Students are to benefit from updated Ofqual guidance on how to make exams and other assessments as accessible as possible to all.
The new guidance is published today following a 12-week consultation, in which there was strong support from respondents, students and their representatives, including those with special educational needs and disabilities (SEND).
A range of SEND groups responded to this consultation. They include the Autism Education Trust, British Dyslexia Association, National Deaf Children’s Society, National Autistic Society and the Royal National Institute of Blind People.
Ofqual received 163 responses to this consultation. Of the 125 online respondents, 111 agreed or strongly agreed that the draft guidance will help awarding organisations to design and develop assessments that are as accessible as possible for learners.
The guidance supports awarding organisations to design assessments to meet rules on accessibility.
The guidance published today explains that, in their exams and assessments, awarding organisations should:
- use accessible and appropriate language
- use clear and consistent layout
- use source material, context, images and colour in ways that do not disadvantage students
- consider how Reasonable Adjustments could be made to the exam or assessment to make sure disabled students are not disadvantaged
Exams and assessments must remain rigorous but must not unfairly disadvantage any student because of poor design or presentation.
This isn’t about making exams and assessments easier, but about breaking down the barriers that stop young people achieving their true potential and making sure that exams actually test the things they are designed to test.
If an exam is intended to assess understanding of complex language, then of course the questions will use complex language. But if an exam is assessing numerical skills, it does not need to include complex language which could get in the way of some students showing those skills.
This will be particularly important for students with SEND, but actually it matters for all students. If students know their subject matter and are well-prepared, they should be able to get on and demonstrate what they know and can do in their assessments, so that the examiner can assess it. This requires questions and tasks in all subjects, however demanding they are, to be framed clearly and unambiguously.
Geoff Barton, General Secretary of the Association of School and College Leaders (ASCL), said:
We welcome these decisions which affect the regulation of written exams. It is right that exams are as accessible as possible for everyone, and it is therefore good that Ofqual is supporting exam boards to make papers more accessible. Questions should not rely on learner’s cultural capital, nor should they be overly wordy, but should test the knowledge or skill that is being assessed. This should help to make exam results more valid in the future.
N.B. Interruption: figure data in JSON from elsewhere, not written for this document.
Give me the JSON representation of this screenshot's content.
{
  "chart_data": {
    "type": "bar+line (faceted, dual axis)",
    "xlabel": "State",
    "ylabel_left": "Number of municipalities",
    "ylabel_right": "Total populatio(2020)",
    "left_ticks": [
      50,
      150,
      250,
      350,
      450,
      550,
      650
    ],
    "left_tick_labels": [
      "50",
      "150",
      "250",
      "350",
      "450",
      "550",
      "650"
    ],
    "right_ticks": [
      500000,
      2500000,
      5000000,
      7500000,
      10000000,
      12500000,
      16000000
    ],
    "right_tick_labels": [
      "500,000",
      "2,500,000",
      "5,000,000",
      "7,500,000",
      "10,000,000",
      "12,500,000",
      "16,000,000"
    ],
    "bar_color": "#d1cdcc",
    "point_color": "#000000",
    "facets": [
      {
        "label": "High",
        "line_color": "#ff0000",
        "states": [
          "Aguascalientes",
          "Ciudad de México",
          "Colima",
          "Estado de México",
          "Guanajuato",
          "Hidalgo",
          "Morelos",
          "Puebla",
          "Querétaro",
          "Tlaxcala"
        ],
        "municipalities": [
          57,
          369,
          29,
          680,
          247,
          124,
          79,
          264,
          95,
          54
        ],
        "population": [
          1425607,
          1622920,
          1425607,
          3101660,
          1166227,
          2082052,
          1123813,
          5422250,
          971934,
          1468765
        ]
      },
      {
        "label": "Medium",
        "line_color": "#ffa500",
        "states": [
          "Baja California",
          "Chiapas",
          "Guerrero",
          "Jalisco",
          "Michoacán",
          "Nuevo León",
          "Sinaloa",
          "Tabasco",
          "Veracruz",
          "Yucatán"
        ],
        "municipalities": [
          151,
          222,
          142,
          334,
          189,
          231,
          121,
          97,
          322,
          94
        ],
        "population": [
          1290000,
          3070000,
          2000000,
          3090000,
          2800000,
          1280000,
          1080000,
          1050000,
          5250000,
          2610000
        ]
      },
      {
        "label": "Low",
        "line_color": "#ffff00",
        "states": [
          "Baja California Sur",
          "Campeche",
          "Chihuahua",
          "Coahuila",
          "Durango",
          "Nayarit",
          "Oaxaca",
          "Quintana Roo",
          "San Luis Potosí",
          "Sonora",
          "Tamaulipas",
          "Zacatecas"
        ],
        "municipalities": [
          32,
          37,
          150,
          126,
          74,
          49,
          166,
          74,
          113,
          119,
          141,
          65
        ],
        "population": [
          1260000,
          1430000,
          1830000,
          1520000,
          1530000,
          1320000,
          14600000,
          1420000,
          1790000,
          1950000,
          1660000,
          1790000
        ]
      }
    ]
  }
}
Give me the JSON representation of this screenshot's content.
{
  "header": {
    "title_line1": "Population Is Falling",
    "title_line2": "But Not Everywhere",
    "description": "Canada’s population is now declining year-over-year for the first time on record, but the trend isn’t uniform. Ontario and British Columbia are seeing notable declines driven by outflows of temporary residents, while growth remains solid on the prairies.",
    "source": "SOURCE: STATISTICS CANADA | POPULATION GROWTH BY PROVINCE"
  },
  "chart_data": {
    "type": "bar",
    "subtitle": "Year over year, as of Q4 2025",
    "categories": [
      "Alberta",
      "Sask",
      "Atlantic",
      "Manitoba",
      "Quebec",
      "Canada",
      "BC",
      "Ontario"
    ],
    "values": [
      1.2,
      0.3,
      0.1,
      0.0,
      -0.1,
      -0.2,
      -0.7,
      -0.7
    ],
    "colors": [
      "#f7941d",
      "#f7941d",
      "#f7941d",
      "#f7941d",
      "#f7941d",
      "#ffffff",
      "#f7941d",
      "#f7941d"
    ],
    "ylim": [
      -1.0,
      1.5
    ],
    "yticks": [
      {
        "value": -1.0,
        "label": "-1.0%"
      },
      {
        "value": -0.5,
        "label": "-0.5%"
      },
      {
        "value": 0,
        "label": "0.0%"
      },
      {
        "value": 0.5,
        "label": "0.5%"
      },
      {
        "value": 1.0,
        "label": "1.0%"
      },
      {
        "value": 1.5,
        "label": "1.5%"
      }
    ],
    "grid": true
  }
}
Caireen Sutherland, Royal National Institute of Blind People Head of Education, said:
It is very important that exams, as a crucial part of the education system, are fully accessible if all children and young people with vision impairment are to achieve their full potential. We work closely with Ofqual and in previous consultations they have taken on board RNIB advice and reflected it in their guidance. This included involving Qualified Teachers of Vision Impairment (QTVIs) in reviewing exam grades. We were pleased to have the opportunity to provide feedback as part of their recent consultation.
Paul Simpson and Teresa Quail, co-National Executive Officers from BATOD (British Association of Teachers of the Deaf), said:
BATOD has for many years had a strong and productive relationship with Ofqual and has found all colleagues receptive to our concerns and willing to do what is possible while maintaining the integrity of the examinations. For this reason we warmly welcome the publication of the accessibility guidance.
The Autism Education Trust said:
The Autism Education Trust welcomes and supports the Ofqual Accessibility Guidance to make exams and other written assessments more accessible for children and young people with special educational needs.
This is a positive step towards creating a more inclusive education system that recognises that adjustments must be made to support the needs of all autistic children and young people to reach their potential and receive a fair chance to demonstrate their skills and abilities in exams and assessments.
This new guidance will also support students from other countries for whom English is an additional language.